Since I've been a minister I've married almost 30 couples. I love weddings. I'm the "wedding guy." There is nothing quite like celebrating marriage vows with people who are in love. When I counsel with couples I go over this list of 10 questions with them. (The list is adapted from a series of Dennis Prager articles.) Let me know what you think.
1. Is the person your best friend?
If you cannot say that the person you are considering marrying has become or is becoming your best friend, you need to figure out why before you decide to marry. Over time, friendship is the greatest bond between a couple. If the person you marry does not become your best friend, you will either seek someone who will be or simply drift apart. What is a best friend? Someone you can tell just about everything to. Someone you want to be with as much as possible.
2. Do you enjoy spending time with each other?
This sounds small, but enjoying each other may actually be the single most important characteristic of a happy marriage.
3. Is there chemistry between the two of you?
As essential as being best friends and enjoying each other are, there should be a physical component to your relationship if it is going to survive.
4. How does the person treat others?
It should go without saying that if the person is not kind to you, quit while you can. But it is far from sufficient that the person you are considering marrying treats just you kindly. Watch how he or she treats waitresses, employees, family members and anyone else they come into contact with.
5. What problems do the two of you now have?
Here is a rule that is rarely broken: Whatever problems you have before the wedding day, you will have during your marriage. Do not think that marrying will solve any problem you have with the person. You therefore have three choices: Make peace with the problem, see if it can be solved before deciding to marry, or don't marry the person. It is imperative that you be ruthlessly honest with yourself. And that is very hard. Nothing in life is easier than denying problems when you are in love.

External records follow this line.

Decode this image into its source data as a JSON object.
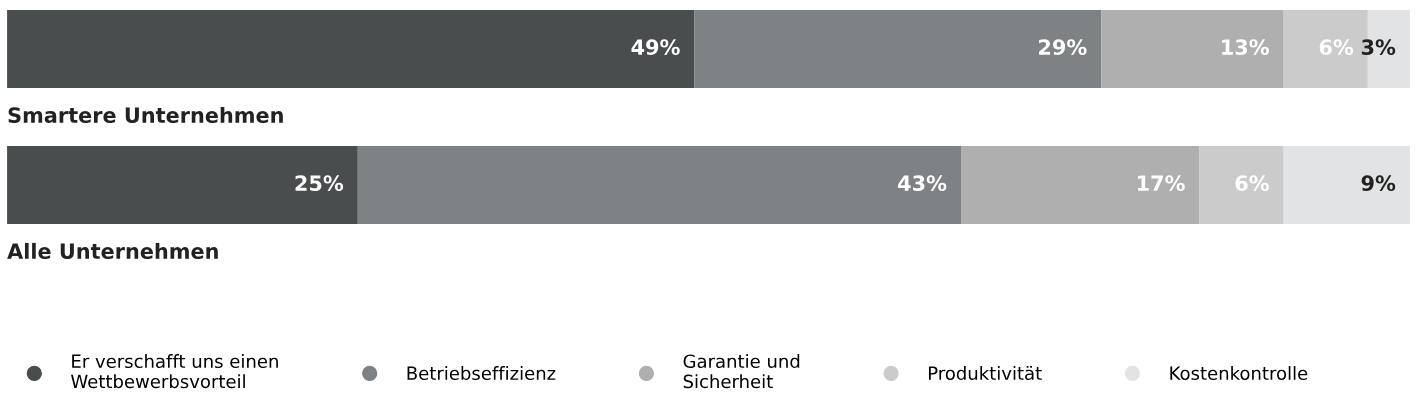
{
  "chart_data": {
    "type": "bar",
    "orientation": "horizontal",
    "stacked": true,
    "categories": [
      "Smartere Unternehmen",
      "Alle Unternehmen"
    ],
    "series": [
      {
        "name": "Er verschafft uns einen\nWettbewerbsvorteil",
        "color": "#4a4d4e",
        "values": [
          49,
          25
        ],
        "value_labels": [
          "49%",
          "25%"
        ]
      },
      {
        "name": "Betriebseffizienz",
        "color": "#7f8284",
        "values": [
          29,
          43
        ],
        "value_labels": [
          "29%",
          "43%"
        ]
      },
      {
        "name": "Garantie und\nSicherheit",
        "color": "#afafaf",
        "values": [
          13,
          17
        ],
        "value_labels": [
          "13%",
          "17%"
        ]
      },
      {
        "name": "Produktivität",
        "color": "#cbcbcb",
        "values": [
          6,
          6
        ],
        "value_labels": [
          "6%",
          "6%"
        ]
      },
      {
        "name": "Kostenkontrolle",
        "color": "#e2e3e4",
        "values": [
          3,
          9
        ],
        "value_labels": [
          "3%",
          "9%"
        ]
      }
    ],
    "tick_labels": false,
    "legend": "bottom",
    "marker": "circle"
  }
}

6. How often do you fight?
It may be normal for couples to fight, but it is usually a bad sign if you are doing so frequently while dating. If you do fight, do you quickly make up? Does he/she fight fairly and hear your side? Has either of you said, “I'm sorry” after a fight? Do you fight over the same issues with no resolution? These are important questions?
7. Do you share values?
Opposites only attract in the very beginning. People who are alike stay together for the long term. The more you share, especially religious and social values, the better your chances of a good marriage.
8. Do you miss the person when you are not together?
This is even true for men. Even though men are easily distracted by work, sports, computer games, and numerous other things it is not a good sign if you rarely miss her when not together. As for women, if you don't miss him, it is probably a really bad sign.
9. Is the person unhappy?
The importance of marrying an essentially happy person cannot be exaggerated. If you are basically happy, do not think that you can make an unhappy person happy by marrying them. On the contrary, the ability of the unhappy to make the happy unhappy is far greater than the ability of the happy to make the unhappy happy. In other words – misery seeks company.
10. What do people you respect think of the person you're marrying?
Young people are certain they know better than anyone else in the world what is good for them. So a lack of enthusiasm for the person you are considering for marriage on the part of family or friends may mean little or nothing. But if objections come from a parent you respect for reasons that are not easily dismissed, and if others you respect are unenthusiastic as well, you should take their objections seriously.